Hardware (recommended)

  • NVIDIA GPU for parallel environments and faster training
  • Enough VRAM to scale num_envs safely

πŸš€ Quick start

From the repository root:

1) Activate environment

conda activate env_isaaclab

2) Install project (editable)

python -m pip install -e source/RL_Arm_Controller

3) Verify task registration

python scripts/list_envs.py

4) Sanity check (no learning)

python scripts/zero_agent.py --task Isaac-Reach-Fanuc-v0

5) Train PPO (headless recommended)

python scripts/rsl_rl/train.py --task Isaac-Reach-Fanuc-v0 --headless

5b) View training metrics (TensorBoard)

# All runs for this experiment
tensorboard serve --logdir logs/rsl_rl/reach_fanuc

# Or a single run
tensorboard serve --logdir logs/rsl_rl/reach_fanuc/<run_dir>

Open http://localhost:6006 in a browser.

6) Play a trained checkpoint

# Option A: let play.py pick the latest checkpoint in the run folder
python scripts/rsl_rl/play.py --task Isaac-Reach-Fanuc-v0 --num_envs 32 --load_run <run_dir>

# Option B: specify a full path to the checkpoint file
python scripts/rsl_rl/play.py --task Isaac-Reach-Fanuc-v0 --num_envs 32 --checkpoint logs/rsl_rl/reach_fanuc/<run_dir>/model_499.pt

🧭 Run options

Debug with a viewport (slower, useful early)

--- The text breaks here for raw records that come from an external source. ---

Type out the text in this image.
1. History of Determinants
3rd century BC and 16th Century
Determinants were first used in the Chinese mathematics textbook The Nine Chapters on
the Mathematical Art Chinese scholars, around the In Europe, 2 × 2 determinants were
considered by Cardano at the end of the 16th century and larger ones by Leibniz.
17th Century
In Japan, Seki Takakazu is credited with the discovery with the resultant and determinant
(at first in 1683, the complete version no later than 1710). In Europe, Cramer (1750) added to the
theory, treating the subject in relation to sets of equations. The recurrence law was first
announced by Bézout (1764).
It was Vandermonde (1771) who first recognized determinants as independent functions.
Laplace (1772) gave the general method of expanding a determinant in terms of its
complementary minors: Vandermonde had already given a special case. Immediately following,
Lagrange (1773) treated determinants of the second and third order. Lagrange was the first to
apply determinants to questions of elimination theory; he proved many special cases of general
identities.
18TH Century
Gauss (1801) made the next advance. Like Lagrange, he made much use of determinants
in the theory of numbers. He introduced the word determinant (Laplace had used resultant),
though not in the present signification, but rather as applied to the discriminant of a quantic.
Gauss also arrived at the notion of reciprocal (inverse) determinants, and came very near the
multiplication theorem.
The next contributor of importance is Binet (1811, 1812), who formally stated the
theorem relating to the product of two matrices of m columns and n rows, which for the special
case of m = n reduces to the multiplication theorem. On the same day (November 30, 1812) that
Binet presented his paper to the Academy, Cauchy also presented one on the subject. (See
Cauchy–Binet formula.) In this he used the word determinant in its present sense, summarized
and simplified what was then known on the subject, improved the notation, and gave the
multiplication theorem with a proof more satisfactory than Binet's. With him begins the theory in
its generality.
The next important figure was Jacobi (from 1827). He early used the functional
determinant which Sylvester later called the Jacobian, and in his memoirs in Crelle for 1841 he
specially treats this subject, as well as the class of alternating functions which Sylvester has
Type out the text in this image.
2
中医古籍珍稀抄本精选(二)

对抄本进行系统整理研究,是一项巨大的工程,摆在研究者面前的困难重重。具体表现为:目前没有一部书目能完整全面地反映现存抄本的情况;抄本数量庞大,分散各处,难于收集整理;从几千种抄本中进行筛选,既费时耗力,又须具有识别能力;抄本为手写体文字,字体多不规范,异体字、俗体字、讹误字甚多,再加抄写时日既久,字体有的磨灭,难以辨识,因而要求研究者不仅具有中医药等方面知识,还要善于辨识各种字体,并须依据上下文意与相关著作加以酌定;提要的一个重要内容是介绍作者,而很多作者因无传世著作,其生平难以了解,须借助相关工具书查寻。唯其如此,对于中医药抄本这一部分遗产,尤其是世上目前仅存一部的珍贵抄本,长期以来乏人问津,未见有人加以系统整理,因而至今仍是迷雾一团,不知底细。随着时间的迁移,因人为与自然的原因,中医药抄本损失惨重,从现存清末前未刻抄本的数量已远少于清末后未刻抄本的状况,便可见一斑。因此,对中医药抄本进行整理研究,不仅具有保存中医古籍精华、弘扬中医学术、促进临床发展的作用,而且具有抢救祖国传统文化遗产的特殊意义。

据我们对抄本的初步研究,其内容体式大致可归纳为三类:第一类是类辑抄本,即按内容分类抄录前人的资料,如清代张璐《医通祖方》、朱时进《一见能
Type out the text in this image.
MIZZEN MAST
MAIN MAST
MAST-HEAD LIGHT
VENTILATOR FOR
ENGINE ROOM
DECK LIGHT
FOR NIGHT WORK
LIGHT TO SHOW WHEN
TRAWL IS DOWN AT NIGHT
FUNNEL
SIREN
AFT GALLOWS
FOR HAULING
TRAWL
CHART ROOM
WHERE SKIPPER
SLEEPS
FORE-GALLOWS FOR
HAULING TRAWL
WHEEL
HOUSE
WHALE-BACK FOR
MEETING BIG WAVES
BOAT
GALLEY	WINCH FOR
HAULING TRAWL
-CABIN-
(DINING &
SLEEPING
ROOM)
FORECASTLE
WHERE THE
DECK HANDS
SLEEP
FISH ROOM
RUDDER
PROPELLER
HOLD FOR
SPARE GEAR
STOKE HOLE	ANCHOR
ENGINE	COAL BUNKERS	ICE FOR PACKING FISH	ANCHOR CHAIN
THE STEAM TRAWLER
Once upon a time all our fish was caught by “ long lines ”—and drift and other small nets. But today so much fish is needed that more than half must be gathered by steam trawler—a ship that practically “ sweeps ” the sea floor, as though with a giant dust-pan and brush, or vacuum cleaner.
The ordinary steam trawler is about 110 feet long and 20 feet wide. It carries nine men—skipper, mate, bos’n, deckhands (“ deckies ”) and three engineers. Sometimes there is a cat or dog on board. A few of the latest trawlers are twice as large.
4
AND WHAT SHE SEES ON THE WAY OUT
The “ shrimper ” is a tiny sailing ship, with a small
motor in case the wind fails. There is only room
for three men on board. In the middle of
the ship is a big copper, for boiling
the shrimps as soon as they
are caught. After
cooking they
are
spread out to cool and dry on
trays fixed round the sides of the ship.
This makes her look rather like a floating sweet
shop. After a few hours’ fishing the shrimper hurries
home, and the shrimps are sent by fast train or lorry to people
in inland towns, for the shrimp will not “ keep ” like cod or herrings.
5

Remove --headless to watch rollouts and confirm resets, collisions, and reward shaping behave as intended.

Train headless (faster)

python scripts/rsl_rl/train.py --task Isaac-Reach-Fanuc-v0 --headless

Windows fallback if Isaac Lab is not on your Python path

C:\repos\IsaacLab\isaaclab.bat -p scripts\rsl_rl\train.py --task Isaac-Reach-Fanuc-v0 --headless

βœ… Verify your setup

Confirm your task is discoverable

python scripts/list_envs.py

Run a zero-action baseline (should be stable, no crashes)

python scripts/zero_agent.py --task Isaac-Reach-Fanuc-v0

Run a random-action baseline (expect lots of failures, but should reset cleanly)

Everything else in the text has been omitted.